Quand j'ai commencé ma thèse de doctorat sur les baptistes en France, en 1995, les protestants évangéliques étaient encore non seulement peu connu, mais aussi assez régulièrement stigmatisés comme sectaires. C'était l'époque où la religion était encore identifiée, en France, au catholicisme. Au siècle dernier.
Depuis, la société française s'est diversifiée (montée, entre autres, de l'islam), s'est pluralisée, s'est sécularisée aussi.... et s'est ouverte à une culture plurielle qui a modifié, entre autres choses, la perception du phénomène évangélique.
L'évangélisme, branche militante et conversionniste du protestantisme ("on ne nait pas chrétien, on le devient"), reste aujourd'hui souvent mal compris. Parfois caricaturé. L'antiprotestantisme, d'une manière générale, n'est pas une vue de l'esprit. Il existe, en France, des courants minoritaires, mais actifs, qui continuent à vouer au protestantisme, par principe, une méfiance tenace.
Si l'on écoute ces voix, le protestantisme, ce ne serait pas très "français". En tout cas "pas catholique" pour deux sous! Et un peu trop américain pour être honnête. Les évangéliques représentant la branche la plus prosélyte et "visible" du protestantisme, ces derniers concentrent souvent les critiques. Blandine Chélini-Pont, dans La nouvelle France protestante (ouvrage collectif publié en 2011) a par ailleurs justement pointé une certaine sous-représentation médiatique du protestantisme en France, en tout cas par rapport à l'islam ou au bouddhisme.
Les protestants? On ne sait pas bien ce que c'est, et on garde un peu ses distances.
Cependant, je puis affirmer qu'en moins de 20 ans, le climat a changé. La perception de l'évangélisme, en particulier, a souvent gagné en nuances et en profondeur. Les critiques n'ont pas disparu, loin s'en faut, et du reste, l'évangélisme DOIT évidemment être critiqué, comme tous les acteurs de la société. Des dérives, dans ces milieux, il y en a! Et ce blog en a déjà pointé diverses variantes, chemin faisant.
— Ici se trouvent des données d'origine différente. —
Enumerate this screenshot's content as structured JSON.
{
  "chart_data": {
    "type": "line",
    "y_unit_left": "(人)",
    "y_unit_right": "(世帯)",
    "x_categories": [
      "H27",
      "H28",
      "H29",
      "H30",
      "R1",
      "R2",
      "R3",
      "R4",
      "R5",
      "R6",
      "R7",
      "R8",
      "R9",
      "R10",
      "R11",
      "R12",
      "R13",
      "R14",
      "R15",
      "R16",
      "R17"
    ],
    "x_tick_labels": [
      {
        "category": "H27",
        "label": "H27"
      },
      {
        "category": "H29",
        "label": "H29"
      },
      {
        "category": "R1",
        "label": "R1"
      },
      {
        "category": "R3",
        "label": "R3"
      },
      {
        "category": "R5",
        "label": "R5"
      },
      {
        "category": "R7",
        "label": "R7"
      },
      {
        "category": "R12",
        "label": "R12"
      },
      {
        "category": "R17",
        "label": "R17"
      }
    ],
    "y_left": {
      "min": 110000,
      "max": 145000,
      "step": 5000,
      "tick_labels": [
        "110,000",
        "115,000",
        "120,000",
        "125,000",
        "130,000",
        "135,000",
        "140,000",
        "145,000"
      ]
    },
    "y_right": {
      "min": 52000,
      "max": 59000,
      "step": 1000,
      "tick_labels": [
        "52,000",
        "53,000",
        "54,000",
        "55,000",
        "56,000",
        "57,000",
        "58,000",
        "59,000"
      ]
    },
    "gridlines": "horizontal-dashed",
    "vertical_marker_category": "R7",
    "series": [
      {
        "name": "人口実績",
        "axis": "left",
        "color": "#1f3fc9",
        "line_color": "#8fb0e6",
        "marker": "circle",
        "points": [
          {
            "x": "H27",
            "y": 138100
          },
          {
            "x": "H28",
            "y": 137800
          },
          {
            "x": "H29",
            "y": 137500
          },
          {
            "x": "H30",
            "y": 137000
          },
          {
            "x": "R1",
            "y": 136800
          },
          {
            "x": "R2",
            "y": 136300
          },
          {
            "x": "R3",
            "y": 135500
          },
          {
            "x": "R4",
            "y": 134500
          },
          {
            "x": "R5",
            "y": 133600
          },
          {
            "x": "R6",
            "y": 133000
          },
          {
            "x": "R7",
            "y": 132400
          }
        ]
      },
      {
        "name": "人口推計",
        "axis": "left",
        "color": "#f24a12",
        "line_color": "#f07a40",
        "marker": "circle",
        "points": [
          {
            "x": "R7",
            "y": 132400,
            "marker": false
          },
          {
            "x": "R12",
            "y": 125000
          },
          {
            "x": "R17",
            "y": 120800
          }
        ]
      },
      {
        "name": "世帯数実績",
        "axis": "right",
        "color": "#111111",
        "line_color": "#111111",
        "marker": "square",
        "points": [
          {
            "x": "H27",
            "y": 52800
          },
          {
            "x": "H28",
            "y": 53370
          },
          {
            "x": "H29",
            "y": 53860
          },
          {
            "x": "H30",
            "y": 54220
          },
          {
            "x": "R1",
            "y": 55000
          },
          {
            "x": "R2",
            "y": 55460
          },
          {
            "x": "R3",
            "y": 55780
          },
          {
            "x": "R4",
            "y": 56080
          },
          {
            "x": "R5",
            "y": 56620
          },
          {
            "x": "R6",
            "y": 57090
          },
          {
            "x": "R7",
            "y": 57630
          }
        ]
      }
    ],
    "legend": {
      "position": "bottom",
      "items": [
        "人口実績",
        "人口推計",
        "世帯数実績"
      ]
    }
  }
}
Mais les caricatures sont souvent moins déformantes. Le regard plus rigoureux et plus attentif. La croissance régulière du phénomène évangélique n'y est pas pour rien. Les protestants évangéliques représentent plus d'un chrétien sur quatre dans le monde en 2012, et environ deux pratiquants protestants sur trois en France. Difficile de pointer paresseusement comme "secte" ce qui représente, dans bien des pays aujourd'hui, les forces vives du christianisme du XXIe siècle!
L'essor d'une culture pluraliste contribue aussi à ces évolutions, même si le culte ronflant de la "tolérance" sait se montrer, à l'occasion, bien intolérant lorsqu'il s'agit de sortir du marigot des copains. Enfin, et c'est peut-être un paradoxe, la sécularisation, qui atténue certaines fausses évidences sociales (du style, catholicisme=christianisme) joue aussi un rôle dans ce regard neuf porté sur les évangéliques.
En témoigne par exemple cet article de L'Est Républicain, quotidien lorrain qui compte, depuis longtemps, parmi les fleurons de la presse régionale française.
Dans un article publié le 18 août 2012 en page 4 de l'édition de Nancy, Frédéric Clausse propose un portrait d'une église évangélique de banlieue nancéenne, sous le titre "Une autre parole" (cliquer ci-dessous pour agrandir).
Le pasteur Ernest Serret a été interrogé, ainsi que plusieurs fidèles.
On remarque un ton posé, un souci pédagogique et une volonté d'expliquer sans caricature, qui permet au lecteur de découvrir l'identité évangélique, le profil de l'église Evangélique de la Mission, ses activités d'évangélisation (chorale dans un centre commercial, chapiteau dressé sur le parking d'un supermarché), son rôle social, son insertion dans les réseaux (rôle du CNEF, le Conseil National des Evangéliques de France).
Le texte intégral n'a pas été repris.